Jacob faces the prospect of death, the ebbing of his life’s forces, with acceptance and resignation. In the haphtara for our parasha, David gives voice to the sobriety of Jacob’s attitude toward death, and, by extension, to Judaism’s as well. On his deathbed, he tells Solomon: “I am going the way of all the earth; be strong and show yourself a man (I Kings 2:2).” There is neither defiance nor denial here; only a deep recognition of the naturalness of death.
A premonition is a blessing. It permits us to prepare ourselves and our loved ones, which is what Jacob does. This is death with dignity amid the comfort of family. In a final gesture that illuminates his pain at the loss of his beloved Rachel many years before, Jacob extends her seed by adopting the two sons of Joseph as his own. Her premature death had kept the number of her children to only two.
He also discourses on the character of his children. With old age our minds become uncluttered. As the details fade, the big picture emerges more clearly. In the words of the writer May Sarton: “Old age is not an illness, it is a timeless ascent. As power diminishes, we grow toward more light.” When Jacob assembles his sons one last time, he actually wishes to peer beyond the darkness: “Come together that I may tell you what is to befall you in days to come (Gen. 49:1).” Yet as the midrash observes, he ends up talking of the past more than the future. God’s light had already begun to dim.

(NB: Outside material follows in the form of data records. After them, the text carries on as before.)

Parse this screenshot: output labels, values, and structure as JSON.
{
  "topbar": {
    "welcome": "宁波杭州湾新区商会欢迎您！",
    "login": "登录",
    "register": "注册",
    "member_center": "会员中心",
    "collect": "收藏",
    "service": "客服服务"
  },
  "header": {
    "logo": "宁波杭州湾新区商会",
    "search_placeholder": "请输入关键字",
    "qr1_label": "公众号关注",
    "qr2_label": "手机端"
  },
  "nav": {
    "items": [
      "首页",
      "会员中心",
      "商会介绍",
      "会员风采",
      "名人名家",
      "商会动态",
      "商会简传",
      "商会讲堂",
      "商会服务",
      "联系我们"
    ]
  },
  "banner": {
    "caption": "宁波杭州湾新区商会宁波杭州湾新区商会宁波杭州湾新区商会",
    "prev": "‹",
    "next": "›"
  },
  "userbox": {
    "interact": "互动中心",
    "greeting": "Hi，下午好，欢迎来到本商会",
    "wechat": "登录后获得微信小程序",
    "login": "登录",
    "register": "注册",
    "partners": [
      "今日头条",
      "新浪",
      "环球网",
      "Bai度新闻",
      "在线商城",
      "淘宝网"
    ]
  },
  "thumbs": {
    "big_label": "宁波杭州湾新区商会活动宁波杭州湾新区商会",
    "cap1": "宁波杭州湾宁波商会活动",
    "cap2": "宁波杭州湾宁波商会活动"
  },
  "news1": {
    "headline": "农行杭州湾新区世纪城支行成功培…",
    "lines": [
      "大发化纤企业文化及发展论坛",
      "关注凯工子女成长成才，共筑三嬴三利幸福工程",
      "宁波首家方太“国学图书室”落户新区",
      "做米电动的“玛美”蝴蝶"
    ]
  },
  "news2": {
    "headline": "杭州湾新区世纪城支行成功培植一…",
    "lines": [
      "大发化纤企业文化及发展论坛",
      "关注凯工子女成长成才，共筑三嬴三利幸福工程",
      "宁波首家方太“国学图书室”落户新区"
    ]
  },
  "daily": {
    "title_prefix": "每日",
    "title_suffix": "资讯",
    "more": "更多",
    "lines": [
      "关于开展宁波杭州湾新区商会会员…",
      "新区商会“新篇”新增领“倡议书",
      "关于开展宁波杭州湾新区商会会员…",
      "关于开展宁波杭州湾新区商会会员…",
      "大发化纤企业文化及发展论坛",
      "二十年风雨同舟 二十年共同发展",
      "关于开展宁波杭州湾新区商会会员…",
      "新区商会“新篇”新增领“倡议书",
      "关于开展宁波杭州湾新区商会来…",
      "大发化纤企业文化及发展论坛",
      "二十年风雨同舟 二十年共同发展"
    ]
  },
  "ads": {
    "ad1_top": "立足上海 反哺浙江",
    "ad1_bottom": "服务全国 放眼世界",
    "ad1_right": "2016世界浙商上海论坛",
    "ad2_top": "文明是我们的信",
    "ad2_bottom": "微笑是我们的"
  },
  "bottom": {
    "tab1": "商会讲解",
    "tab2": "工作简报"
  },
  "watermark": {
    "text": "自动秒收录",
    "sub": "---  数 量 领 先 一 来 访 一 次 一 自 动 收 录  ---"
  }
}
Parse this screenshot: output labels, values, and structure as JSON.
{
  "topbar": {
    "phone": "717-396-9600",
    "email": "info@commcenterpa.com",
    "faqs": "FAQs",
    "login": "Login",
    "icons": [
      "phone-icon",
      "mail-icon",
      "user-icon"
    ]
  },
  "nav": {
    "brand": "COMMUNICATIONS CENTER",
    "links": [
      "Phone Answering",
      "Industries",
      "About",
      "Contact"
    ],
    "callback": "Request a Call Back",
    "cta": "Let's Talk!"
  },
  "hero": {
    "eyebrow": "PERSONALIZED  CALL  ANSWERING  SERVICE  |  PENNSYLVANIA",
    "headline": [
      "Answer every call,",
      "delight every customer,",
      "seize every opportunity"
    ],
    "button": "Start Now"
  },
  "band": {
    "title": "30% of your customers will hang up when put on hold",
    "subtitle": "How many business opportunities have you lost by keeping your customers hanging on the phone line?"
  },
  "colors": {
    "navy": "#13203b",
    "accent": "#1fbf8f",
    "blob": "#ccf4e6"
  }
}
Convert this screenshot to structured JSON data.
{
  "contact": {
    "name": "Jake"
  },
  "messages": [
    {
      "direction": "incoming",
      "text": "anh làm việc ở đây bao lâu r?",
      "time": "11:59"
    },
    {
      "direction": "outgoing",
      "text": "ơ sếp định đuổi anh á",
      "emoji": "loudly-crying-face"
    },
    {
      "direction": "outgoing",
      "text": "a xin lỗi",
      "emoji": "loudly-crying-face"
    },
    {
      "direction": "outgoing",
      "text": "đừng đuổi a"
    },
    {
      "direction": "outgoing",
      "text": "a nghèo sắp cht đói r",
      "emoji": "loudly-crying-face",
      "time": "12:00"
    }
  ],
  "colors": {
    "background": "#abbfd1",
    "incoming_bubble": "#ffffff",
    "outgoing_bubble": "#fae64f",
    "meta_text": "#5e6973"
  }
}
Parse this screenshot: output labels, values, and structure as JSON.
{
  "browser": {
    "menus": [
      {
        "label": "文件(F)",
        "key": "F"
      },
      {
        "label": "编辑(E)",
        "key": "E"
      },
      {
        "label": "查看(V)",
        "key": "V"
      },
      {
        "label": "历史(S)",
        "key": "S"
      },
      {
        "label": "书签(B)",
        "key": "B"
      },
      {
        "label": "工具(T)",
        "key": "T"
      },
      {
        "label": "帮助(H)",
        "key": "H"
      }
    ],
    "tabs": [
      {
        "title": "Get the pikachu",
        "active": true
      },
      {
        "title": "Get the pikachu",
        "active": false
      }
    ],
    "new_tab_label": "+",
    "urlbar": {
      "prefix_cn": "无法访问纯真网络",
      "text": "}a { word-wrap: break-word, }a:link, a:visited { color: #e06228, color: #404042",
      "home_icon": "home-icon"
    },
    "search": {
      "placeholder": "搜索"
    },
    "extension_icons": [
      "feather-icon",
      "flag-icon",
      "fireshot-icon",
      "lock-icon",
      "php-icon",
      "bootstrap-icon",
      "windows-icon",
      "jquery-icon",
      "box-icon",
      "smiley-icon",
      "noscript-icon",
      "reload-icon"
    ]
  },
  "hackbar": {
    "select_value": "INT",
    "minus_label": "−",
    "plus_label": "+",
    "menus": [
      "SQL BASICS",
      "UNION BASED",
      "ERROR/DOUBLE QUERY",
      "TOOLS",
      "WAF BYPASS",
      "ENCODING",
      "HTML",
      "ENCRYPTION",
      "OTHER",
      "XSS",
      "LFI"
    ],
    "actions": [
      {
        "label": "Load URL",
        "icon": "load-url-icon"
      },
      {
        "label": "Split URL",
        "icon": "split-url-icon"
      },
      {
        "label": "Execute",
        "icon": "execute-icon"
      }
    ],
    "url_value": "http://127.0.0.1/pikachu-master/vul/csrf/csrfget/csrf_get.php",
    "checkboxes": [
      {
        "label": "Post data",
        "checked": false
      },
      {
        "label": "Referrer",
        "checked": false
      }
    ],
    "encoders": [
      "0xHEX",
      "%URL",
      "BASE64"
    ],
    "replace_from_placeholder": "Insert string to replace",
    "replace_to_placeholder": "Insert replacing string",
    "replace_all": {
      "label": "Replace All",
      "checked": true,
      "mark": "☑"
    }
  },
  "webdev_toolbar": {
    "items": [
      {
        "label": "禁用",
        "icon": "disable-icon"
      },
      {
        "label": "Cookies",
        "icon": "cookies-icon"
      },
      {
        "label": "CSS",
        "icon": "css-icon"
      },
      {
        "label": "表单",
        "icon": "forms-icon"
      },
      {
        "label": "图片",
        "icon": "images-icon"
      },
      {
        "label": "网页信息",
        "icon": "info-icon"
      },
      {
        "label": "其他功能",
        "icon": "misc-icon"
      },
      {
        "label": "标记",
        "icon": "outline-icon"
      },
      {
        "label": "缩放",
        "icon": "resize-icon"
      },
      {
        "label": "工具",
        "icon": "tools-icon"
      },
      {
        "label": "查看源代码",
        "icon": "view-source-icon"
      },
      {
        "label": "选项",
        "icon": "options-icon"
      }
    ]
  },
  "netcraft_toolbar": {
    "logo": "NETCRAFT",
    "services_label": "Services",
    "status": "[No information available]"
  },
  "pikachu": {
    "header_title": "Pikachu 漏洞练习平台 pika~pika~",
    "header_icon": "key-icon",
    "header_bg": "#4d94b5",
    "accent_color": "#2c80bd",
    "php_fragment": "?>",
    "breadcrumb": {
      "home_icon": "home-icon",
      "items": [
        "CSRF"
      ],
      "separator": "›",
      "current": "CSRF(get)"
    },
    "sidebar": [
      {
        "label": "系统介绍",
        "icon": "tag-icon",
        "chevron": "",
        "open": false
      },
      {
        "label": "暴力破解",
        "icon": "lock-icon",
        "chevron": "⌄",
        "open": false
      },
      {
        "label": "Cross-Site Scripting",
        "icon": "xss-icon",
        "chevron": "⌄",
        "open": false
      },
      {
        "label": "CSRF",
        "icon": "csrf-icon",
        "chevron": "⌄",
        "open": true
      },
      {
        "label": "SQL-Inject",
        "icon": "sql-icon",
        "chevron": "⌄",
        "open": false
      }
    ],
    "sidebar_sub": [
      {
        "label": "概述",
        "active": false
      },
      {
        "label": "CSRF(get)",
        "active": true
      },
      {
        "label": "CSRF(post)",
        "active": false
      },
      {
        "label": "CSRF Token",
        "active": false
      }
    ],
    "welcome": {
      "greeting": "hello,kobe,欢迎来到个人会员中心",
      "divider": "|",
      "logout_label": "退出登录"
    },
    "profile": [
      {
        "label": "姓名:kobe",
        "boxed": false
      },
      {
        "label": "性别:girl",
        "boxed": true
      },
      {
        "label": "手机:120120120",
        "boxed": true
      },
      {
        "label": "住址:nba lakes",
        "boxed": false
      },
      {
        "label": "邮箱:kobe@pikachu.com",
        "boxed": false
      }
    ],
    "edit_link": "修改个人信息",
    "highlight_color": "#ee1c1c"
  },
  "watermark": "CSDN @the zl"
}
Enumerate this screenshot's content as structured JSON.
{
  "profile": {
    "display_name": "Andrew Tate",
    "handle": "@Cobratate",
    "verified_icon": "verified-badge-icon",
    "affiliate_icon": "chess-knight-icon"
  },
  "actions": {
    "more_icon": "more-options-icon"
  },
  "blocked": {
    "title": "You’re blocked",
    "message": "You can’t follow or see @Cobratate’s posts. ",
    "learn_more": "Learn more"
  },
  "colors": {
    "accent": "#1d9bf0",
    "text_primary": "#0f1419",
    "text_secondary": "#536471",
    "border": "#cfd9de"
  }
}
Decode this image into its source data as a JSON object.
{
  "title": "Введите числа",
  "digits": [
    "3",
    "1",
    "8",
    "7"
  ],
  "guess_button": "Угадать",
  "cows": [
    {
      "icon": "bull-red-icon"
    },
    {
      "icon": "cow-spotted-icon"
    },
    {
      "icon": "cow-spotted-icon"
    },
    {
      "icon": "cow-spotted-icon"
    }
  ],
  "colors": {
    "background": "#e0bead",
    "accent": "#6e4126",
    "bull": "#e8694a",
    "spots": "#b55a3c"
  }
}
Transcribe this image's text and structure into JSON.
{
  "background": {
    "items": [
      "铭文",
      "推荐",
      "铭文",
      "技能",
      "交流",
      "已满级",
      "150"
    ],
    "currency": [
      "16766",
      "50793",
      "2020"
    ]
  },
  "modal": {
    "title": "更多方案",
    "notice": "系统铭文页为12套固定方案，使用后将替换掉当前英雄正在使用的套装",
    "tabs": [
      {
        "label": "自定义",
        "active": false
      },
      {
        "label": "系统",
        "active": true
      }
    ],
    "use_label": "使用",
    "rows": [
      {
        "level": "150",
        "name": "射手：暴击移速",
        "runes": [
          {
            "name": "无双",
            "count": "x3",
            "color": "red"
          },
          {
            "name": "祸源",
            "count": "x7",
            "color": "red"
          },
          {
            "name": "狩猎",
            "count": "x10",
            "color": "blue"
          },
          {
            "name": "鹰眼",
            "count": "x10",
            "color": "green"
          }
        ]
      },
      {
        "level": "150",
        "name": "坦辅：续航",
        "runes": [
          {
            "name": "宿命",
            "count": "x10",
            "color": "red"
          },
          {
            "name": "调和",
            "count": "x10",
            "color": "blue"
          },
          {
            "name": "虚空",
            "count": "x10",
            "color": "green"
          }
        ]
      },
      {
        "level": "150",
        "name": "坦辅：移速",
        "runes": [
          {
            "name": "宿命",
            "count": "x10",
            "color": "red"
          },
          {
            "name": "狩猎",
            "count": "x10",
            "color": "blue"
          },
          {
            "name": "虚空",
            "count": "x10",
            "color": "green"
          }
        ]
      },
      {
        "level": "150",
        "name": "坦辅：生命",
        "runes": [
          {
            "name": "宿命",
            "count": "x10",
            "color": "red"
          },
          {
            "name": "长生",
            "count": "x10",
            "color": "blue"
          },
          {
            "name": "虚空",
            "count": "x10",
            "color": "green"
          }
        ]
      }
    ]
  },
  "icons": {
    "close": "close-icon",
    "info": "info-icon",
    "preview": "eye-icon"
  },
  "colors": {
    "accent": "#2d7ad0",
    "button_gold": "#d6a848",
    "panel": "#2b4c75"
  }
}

The description of Jacob’s death is no less noteworthy. He finishes his discourse and instructions, draws his feet into the bed, and is gathered to his people (Gen. 49:33). The phrase “gathered to his people” is the usual way for the Torah to speak of death, reasserting at the moment of separation the communal ethos of Judaism. Life after death is conceived in terms of the same basic values as life itself, that is, communally and not individually. There is no speculation here of what is to follow, only an elliptic phrase of reunion that stresses the centrality of the group. Comfort and meaning derive from identifying with something larger than the self. Implicitly the Torah repudiates the Egyptian obsession with individual salvation in a world-to-come. The pyramids testify to the folly of living life backwards from a perspective beyond the grave. In the end, Va-yehi is life-affirming.